Do these words describe how the members of Brookdale Baptist Church treat one another? I pray that it does and that it will. This is not a challenge by which you should evaluate one another but by which we should evaluate yourself.
By God’s grace, may we put off hurtful feelings, words, and behavior towards one another and desire to internalize and live out the Word of God instead, so we may grow in love towards one another as God has loved and commended us to do.
The love we extend to one another must be constant and enduring, unshaken by adversity or painful circumstances.[4]

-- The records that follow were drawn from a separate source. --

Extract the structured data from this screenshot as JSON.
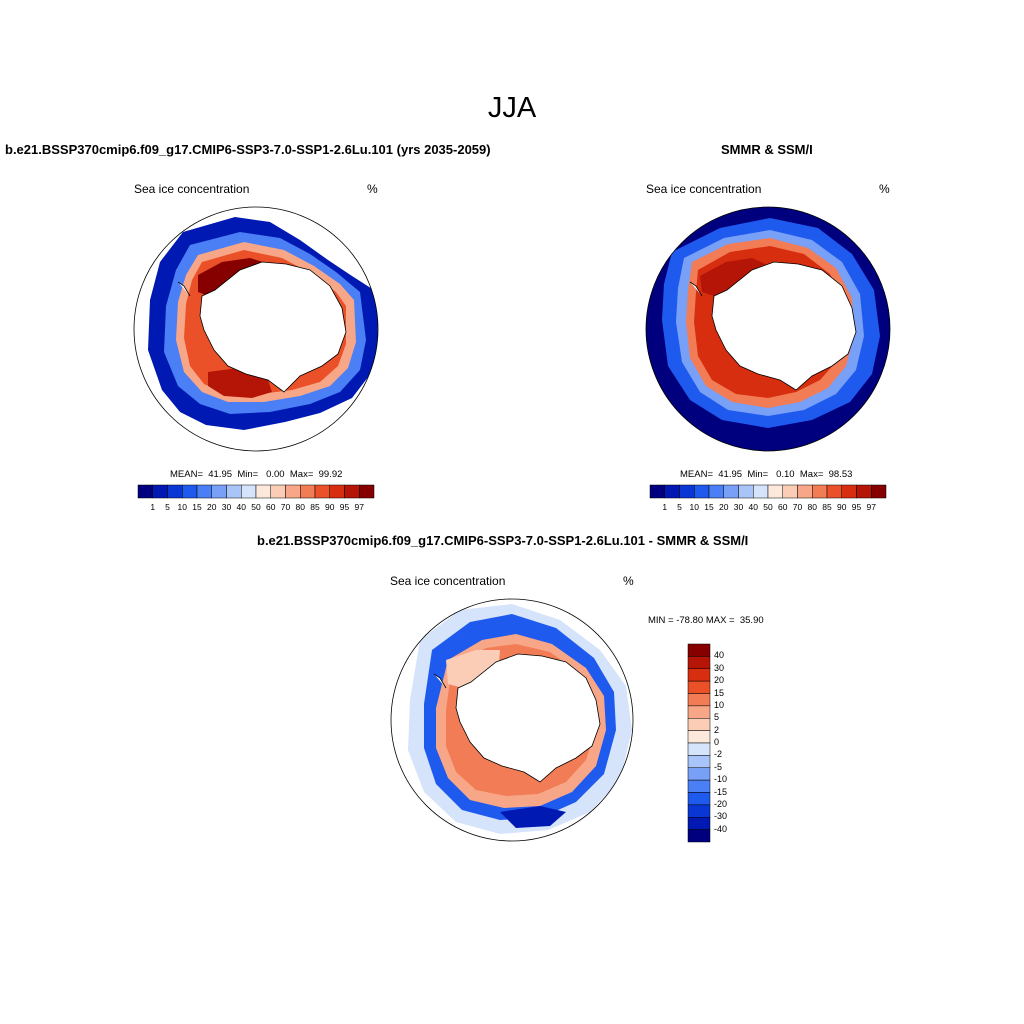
{
  "main_title": "JJA",
  "panels": [
    {
      "title": "b.e21.BSSP370cmip6.f09_g17.CMIP6-SSP3-7.0-SSP1-2.6Lu.101 (yrs 2035-2059)",
      "var_label": "Sea ice concentration",
      "units": "%",
      "stats": "MEAN=  41.95  Min=   0.00  Max=  99.92"
    },
    {
      "title": "SMMR & SSM/I",
      "var_label": "Sea ice concentration",
      "units": "%",
      "stats": "MEAN=  41.95  Min=   0.10  Max=  98.53"
    },
    {
      "title": "b.e21.BSSP370cmip6.f09_g17.CMIP6-SSP3-7.0-SSP1-2.6Lu.101 - SMMR & SSM/I",
      "var_label": "Sea ice concentration",
      "units": "%",
      "stats": "MIN = -78.80 MAX =  35.90"
    }
  ],
  "conc_colorbar": {
    "labels": [
      "1",
      "5",
      "10",
      "15",
      "20",
      "30",
      "40",
      "50",
      "60",
      "70",
      "80",
      "85",
      "90",
      "95",
      "97"
    ],
    "colors": [
      "#00007f",
      "#0019b3",
      "#0a36d4",
      "#1f5aee",
      "#4a7ff5",
      "#78a0f7",
      "#a9c4f9",
      "#d5e4fb",
      "#fde9dc",
      "#fbcdb6",
      "#f7a787",
      "#f27c55",
      "#ea5129",
      "#d72e10",
      "#b51507",
      "#860000"
    ]
  },
  "diff_colorbar": {
    "labels": [
      "40",
      "30",
      "20",
      "15",
      "10",
      "5",
      "2",
      "0",
      "-2",
      "-5",
      "-10",
      "-15",
      "-20",
      "-30",
      "-40"
    ],
    "colors": [
      "#860000",
      "#b51507",
      "#d72e10",
      "#ea5129",
      "#f27c55",
      "#f7a787",
      "#fbcdb6",
      "#fde9dc",
      "#d5e4fb",
      "#a9c4f9",
      "#78a0f7",
      "#4a7ff5",
      "#1f5aee",
      "#0a36d4",
      "#0019b3",
      "#00007f"
    ]
  }
}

[1] Thomas R. Schreiner, 1, 2 Peter, Jude, vol. 37, The New American Commentary (Nashville: Broadman & Holman Publishers, 2003), 96. [2]David Walls and Max Anders, I & II Peter, I, II & III John, Jude, vol. 11, Holman New Testament Commentary (Nashville, TN: Broadman & Holman Publishers, 1999), 28. [3]These definitions are taken from David Walls and Max Anders, I & II Peter, I, II & III John, Jude, vol. 11, Holman New Testament Commentary (Nashville, TN: Broadman & Holman Publishers, 1999), 28–29. [4]David Walls and Max Anders, I & II Peter, I, II & III John, Jude, vol. 11, Holman New Testament Commentary (Nashville, TN: Broadman & Holman Publishers, 1999), 15.